4 of 4 people found the following review helpful
5.0 out of 5 stars Really good, mind-blowing stories, Jun 25 2003
By Paul Lappen - Published on Amazon.com
This review is from: Colossus: The Collected Science Fiction of Donald Wandrei (Hardcover)
In the 1930s, Donald Wandrei was one of the most famous science fiction pulp writers. Before the lines were drawn between fantasy, science fiction and horror, he wrote with a dark vision of the cosmos and a poet's sense of language. This book is an attempt to bring back some of his short fiction, largely un-reprinted.

This was a time when scientific plausibility had not yet become a central principle of science fiction. Plot and mind-blowing concepts were more important. On story in this book is about two men, rivals for the same woman, who follow each other on one-way trips to the year 1 million. One of the men makes a tiny, but huge, error in his calculations and arrives almost 2,000 years "late." The woman, kidnapped by the other man, is long since dead, but the later man finds that a cult, practically a religion, has grown up around his arrival among her descendants, the last people on earth.

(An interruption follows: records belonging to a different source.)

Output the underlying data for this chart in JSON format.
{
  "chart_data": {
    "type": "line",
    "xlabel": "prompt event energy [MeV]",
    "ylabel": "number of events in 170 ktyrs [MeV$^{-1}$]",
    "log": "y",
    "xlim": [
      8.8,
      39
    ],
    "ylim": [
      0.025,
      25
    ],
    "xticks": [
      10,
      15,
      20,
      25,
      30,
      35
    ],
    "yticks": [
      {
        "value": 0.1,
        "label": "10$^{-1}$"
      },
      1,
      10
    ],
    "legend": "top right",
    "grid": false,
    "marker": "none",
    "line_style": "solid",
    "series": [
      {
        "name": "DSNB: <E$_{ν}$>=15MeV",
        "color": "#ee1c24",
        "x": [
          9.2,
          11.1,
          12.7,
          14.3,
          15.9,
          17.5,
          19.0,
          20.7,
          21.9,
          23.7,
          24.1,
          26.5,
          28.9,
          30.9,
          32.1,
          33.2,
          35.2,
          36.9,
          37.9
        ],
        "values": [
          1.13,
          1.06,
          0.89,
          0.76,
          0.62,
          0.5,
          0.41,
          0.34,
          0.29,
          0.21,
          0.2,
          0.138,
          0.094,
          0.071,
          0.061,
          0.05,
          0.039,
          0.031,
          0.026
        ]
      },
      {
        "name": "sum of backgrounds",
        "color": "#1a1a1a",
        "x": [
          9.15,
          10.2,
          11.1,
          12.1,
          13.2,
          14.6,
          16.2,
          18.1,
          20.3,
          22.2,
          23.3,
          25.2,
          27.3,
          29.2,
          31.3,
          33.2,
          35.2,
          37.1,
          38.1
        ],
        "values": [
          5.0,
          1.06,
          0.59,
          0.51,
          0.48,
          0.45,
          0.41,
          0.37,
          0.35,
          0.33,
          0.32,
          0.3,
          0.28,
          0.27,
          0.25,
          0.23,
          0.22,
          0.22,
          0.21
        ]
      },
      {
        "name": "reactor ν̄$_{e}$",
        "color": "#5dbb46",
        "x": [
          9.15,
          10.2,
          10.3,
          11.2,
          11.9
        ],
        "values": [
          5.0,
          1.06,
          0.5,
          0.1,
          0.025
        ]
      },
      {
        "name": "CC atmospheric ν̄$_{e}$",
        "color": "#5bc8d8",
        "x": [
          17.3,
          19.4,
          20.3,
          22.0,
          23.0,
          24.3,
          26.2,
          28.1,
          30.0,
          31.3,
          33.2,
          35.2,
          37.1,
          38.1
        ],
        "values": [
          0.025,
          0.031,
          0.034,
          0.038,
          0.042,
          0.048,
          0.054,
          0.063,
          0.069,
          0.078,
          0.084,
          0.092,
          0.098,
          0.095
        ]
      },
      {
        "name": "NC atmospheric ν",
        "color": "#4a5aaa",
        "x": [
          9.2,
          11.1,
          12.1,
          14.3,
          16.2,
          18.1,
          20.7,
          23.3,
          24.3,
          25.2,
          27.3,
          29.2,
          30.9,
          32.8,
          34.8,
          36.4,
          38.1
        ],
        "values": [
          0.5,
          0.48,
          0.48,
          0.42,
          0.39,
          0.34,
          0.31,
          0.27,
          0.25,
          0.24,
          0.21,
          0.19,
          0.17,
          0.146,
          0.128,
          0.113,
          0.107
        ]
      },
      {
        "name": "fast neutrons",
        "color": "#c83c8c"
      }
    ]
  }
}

What if it could be determined that the entire universe was nothing more than an atom in some incomparably larger universe (and what if that universe was nothing more than an atom in some much larger universe)? A man builds a spaceship capable of traveling thousands of times the speed of light and aims to find out. There are also a number of tales of the end of mankind, in all sorts of interesting ways.

In 1938, John W. Campbell took over the editorship of Astounding Science Fiction, where many of these stories first appeared. He forced scientific plausibility and extensive rewrites on his authors, and thereby on the rest of the field. Wandrei found that he could not adjust his writing to suit Campbell, and, by the 1940s, Wandrei basically gave up full-time writing to concentrate on running the specialty publisher Arkham House, which he co-founded. While it introduced authors like H.P. Lovecraft and Clark Ashton Smith to a new generation of readers, Wandrei basically forbade the republishing of his stories.

I really enjoyed this book. It's quite good as a bit of science fiction history. Sometimes it's good to read stories full of up-to-the-minute science, and other times it's good to read stories like these, about the destruction of humanity or trips to the next universe. It gets a strong recommendation.